There are a number of functions that are highly customizable in the /LIB folder. The main functions are
-
stocks.pre.process()
- This does all the pre.processing of creating technical indicators based on OHLCV data and loading data into a data frame for analysis.
- This function is embedded within stock.RF.mod() and stock.RF.pred()
- Technical indicators used are:
- exponential moving average (defaults to smoothing 0.14, N = 10 days), this is applied to all raw OHLCV data
- interday difference (the difference between Open and Close between days)
- intraday difference (the difference between Open and Close within day)
- Schaff Trading Cycle (EMA short = 9, EMA long = 30, N = 10)
- Aroon
- RSI
- MACD
- Stochastic Oscillator (fastK, slowK, slowD)
- Rate of Change
- OBV
- CCI
- (Click here for an overview of technical indicators)[https://www.linnsoft.com/indicators]
-
stock.RF.mod()
- This trains a model based on preset parameters
- You can specify the model prediction stock by changing 'stock2model' argument.

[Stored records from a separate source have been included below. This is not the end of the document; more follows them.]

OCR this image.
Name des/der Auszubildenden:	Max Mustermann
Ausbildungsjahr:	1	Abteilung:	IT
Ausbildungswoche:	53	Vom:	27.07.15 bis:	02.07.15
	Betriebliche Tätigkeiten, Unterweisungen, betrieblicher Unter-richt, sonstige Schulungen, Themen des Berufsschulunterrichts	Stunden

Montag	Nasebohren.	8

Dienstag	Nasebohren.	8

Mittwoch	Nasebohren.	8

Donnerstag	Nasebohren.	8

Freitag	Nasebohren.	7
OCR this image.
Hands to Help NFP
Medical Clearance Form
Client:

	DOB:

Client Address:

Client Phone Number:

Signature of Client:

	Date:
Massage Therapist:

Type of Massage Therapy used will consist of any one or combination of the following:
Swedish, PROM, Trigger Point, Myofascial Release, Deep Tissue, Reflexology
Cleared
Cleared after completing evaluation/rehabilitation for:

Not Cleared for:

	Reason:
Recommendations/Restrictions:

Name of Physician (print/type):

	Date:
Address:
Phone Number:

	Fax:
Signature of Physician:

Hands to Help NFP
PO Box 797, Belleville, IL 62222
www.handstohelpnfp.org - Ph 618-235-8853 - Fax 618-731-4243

- You can add or remove predictor assets.
-
stock.RF.pred()
- takes the output of stock.RF.mod() and predicts up to a specified date (today's date is the default)
-
stock.RF.performance()
- takes the predicted object and performs all the back-testing and reports a variety of performance (error) indicators
- This function takes various arguments that set thresholds of probabilities for buy, sell and stay actions
-
policy.test()
- takes the performance object and executes back-testing of trading policy. The goal of this trading policy is to move into cash when the market is predicted to go down, and to move into equities when it is predicted to go up (i.e. sell all stocks at the first sell ACTION, BUY all as much as possible at first buy ACTION, otherwise stay in the position current position until either of the first two options occur).
- You can specify various starting positions (money in bank, number of shares to start with, trading costs)
This project was based on the work by: Khaidem, L., Saha, S., & Dey, S. R. (2016). Predicting the direction of stock market prices using random forest. arXiv preprint arXiv:1605.00003.